My wife has a smartphone with more computing and communications power than NASA had on all the manned moon-shots combined. It can instruct you how to get to your destination in cities the phone has never before visited, recognize which song is playing even if it had never previously heard the song and it can carry on conversations in English that are more proper and satisfying than talks I have had with some of the neighborhood adolescents.

The phone, however, triggers constant complaining about not understanding one feature or another and all the while there are questions about procedures: how do you save this or delete that; what do you press to forward a photo to an e-mail address that was received as a slide show in a text message; why isn’t there an app to mediate between the Palestinians and the Israelis?

At regular intervals my wife decides to cull unnecessary apps from her phone. You can tell this is happening when she sits angrily punching at the screen periodically shouting “deleted!” She has discovered that many applications cannot be deleted, causing her great distress. It was during one of these purge sessions that the trouble began.

In a way that I do not understand, my wife managed to delete something with “Google Play” in the name from her phone, an app that she maintains should be called something different if it indeed performs an important role.
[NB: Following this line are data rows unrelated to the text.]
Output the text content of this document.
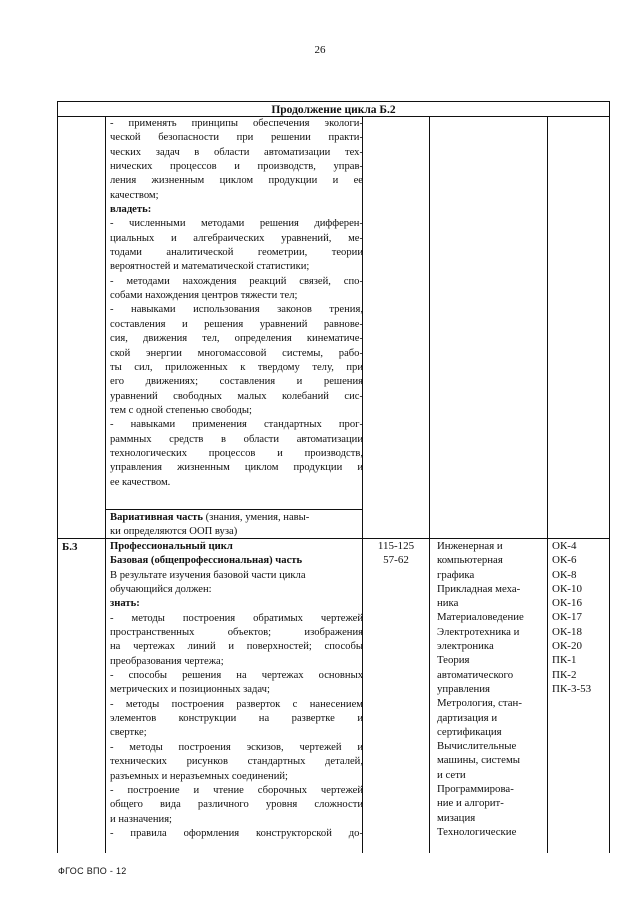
26
Продолжение цикла Б.2
- применять принципы обеспечения экологи-
ческой безопасности при решении практи-
ческих задач в области автоматизации тех-
нических процессов и производств, управ-
ления жизненным циклом продукции и ее
качеством;
владеть:
- численными методами решения дифферен-
циальных и алгебраических уравнений, ме-
тодами аналитической геометрии, теории
вероятностей и математической статистики;
- методами нахождения реакций связей, спо-
собами нахождения центров тяжести тел;
- навыками использования законов трения,
составления и решения уравнений равнове-
сия, движения тел, определения кинематиче-
ской энергии многомассовой системы, рабо-
ты сил, приложенных к твердому телу, при
его движениях; составления и решения
уравнений свободных малых колебаний сис-
тем с одной степенью свободы;
- навыками применения стандартных прог-
раммных средств в области автоматизации
технологических процессов и производств,
управления жизненным циклом продукции и
ее качеством.
Вариативная часть (знания, умения, навы-
ки определяются ООП вуза)
Б.3	Профессиональный цикл
Базовая (общепрофессиональная) часть
В результате изучения базовой части цикла
обучающийся должен:
знать:
- методы построения обратимых чертежей
пространственных объектов; изображения
на чертежах линий и поверхностей; способы
преобразования чертежа;
- способы решения на чертежах основных
метрических и позиционных задач;
- методы построения разверток с нанесением
элементов конструкции на развертке и
свертке;
- методы построения эскизов, чертежей и
технических рисунков стандартных деталей,
разъемных и неразъемных соединений;
- построение и чтение сборочных чертежей
общего вида различного уровня сложности
и назначения;
- правила оформления конструкторской до-
115-125
57-62
Инженерная и
компьютерная
графика
Прикладная меха-
ника
Материаловедение
Электротехника и
электроника
Теория
автоматического
управления
Метрология, стан-
дартизация и
сертификация
Вычислительные
машины, системы
и сети
Программирова-
ние и алгорит-
мизация
Технологические
ОК-4
ОК-6
ОК-8
ОК-10
ОК-16
ОК-17
ОК-18
ОК-20
ПК-1
ПК-2
ПК-3-53
ФГОС ВПО - 12
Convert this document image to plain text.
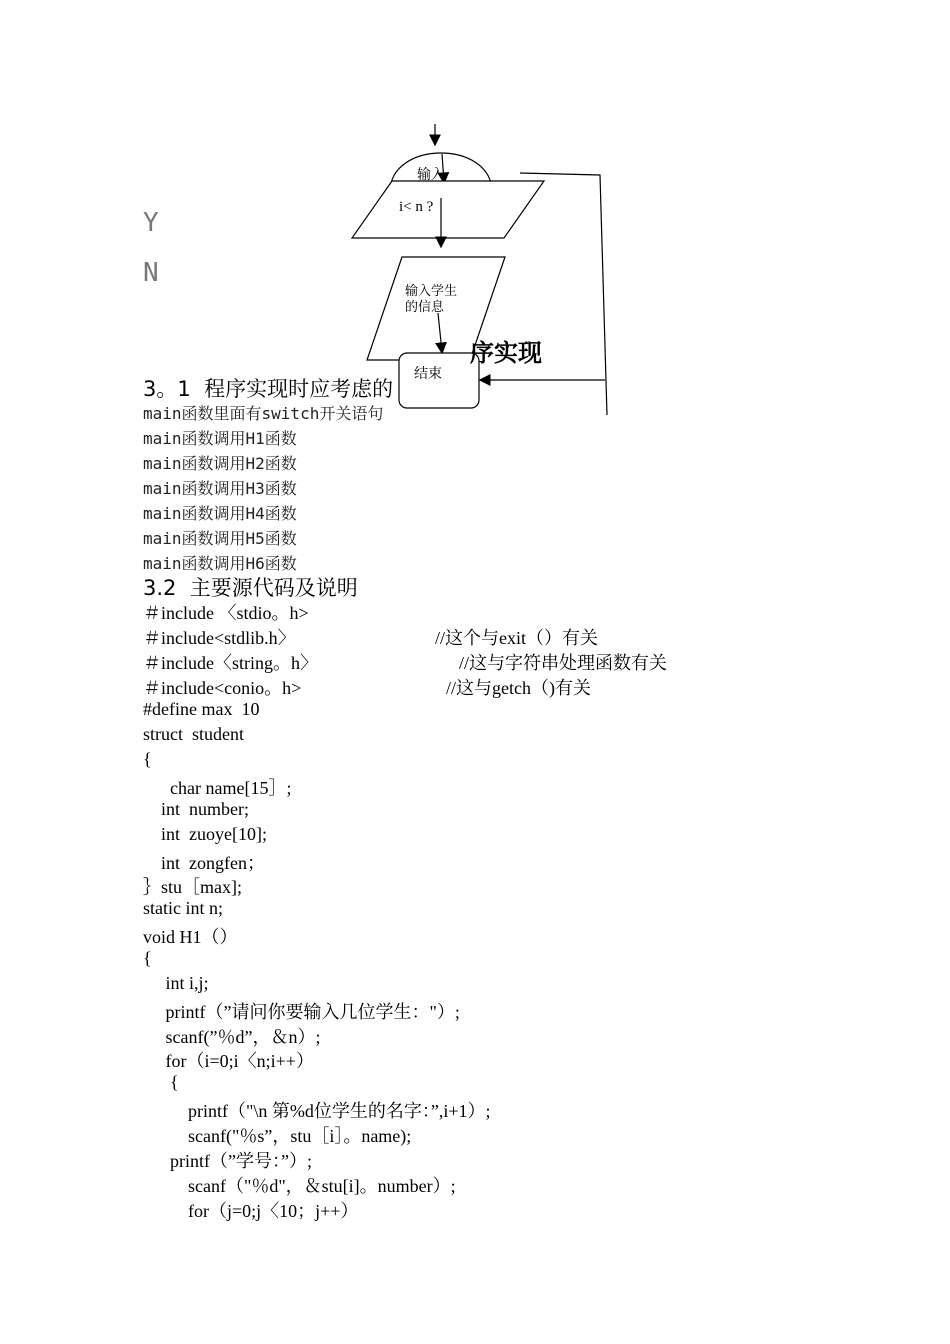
输入
i< n ?
输入学生
的信息
结束
序实现
Y
N
3。1  程序实现时应考虑的
main函数里面有switch开关语句
main函数调用H1函数
main函数调用H2函数
main函数调用H3函数
main函数调用H4函数
main函数调用H5函数
main函数调用H6函数
3.2  主要源代码及说明
＃include 〈stdio。h>
＃include<stdlib.h〉	//这个与exit（）有关
＃include〈string。h〉	//这与字符串处理函数有关
＃include<conio。h>	//这与getch（)有关
#define max  10
struct  student
{
char name[15］;
int  number;
int  zuoye[10];
int  zongfen；
｝stu［max];
static int n;
void H1（）
{
int i,j;
printf（”请问你要输入几位学生："）;
scanf(”％d”，＆n）;
for（i=0;i〈n;i++）
{
printf（"\n 第%d位学生的名字：”,i+1）;
scanf("％s”，stu［i］。name);
printf（”学号：”）;
scanf（"％d"，＆stu[i]。number）;
for（j=0;j〈10；j++）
Many Android phones come with Google Play that cannot be deleted as it provides services basic to the phone’s operation.

As the deletion became more problematic, she gave me the phone to make good again. Even though I am computer savvy, I draw the line at battling with smartphones. I shrugged my shoulders and offered her my flip phone to call a help line.

“Fine,” she said. “I will just take the phone to ‘my man’ at Horizon.” (I am using a fake name here for a major service provider so that no one can accuse me of promoting or defaming the company.) Feigning interest in fixing the phone, I agreed to go with her but I really wanted to find out who “my man” was. As it turns out, “my man” is anyone at Horizon who will help her. Since her “regular man” wasn’t there she glommed onto the “closest man” when she walked in the door. His name was Cody.



Cody, a handsome dude half our age, minus five years, was only too glad to help. When he heard we had a phone in trouble it was almost as if he saw a beautiful young girl fall into a river. He would be the one to save her because, naturally, that is what he does. He excels at heroic deeds as he is surely an expert swimmer, a trained life saver and not averse to risk.

I pointed out that Cody may not even work for Horizon as he lacked a name tag and did not dress like other employees. He may just hang out there because fixing smartphones is his life — but that did not matter. My wife told him that she believes the Google Play app was deleted. Cody’s eyes widened. If true, this would prove especially challenging. This is the application you need to download other apps. Theoretically you need to download Google Play if it is missing, but if it is missing then you can’t download anything, including Google Play. Or something like that.

Cody went to work, his fingers gliding over the touch screen as if he grew up using this technology. He fell silent as he attacked the problem, only mumbling occasionally about its improbability. I took the occasion to pilfer anything that wasn’t tied down in the showroom in order to recoup years of late fees I had paid the company. After a full three minutes, Cody naturally emerged victorious and announced that Google Play had only been disabled and then hidden in some dark corner of the phone’s memory.

My wife was so happy that she declared Cody her “new man” and made me return everything I had appropriated so that she could come back in the future without suspicion.

All is well for now and I have been assured that my wife won’t dump her “old man” just because I won’t fix her smartphone. It’s good to know that I may still have some residual value. After all, I will always be there to offer her my flip phone.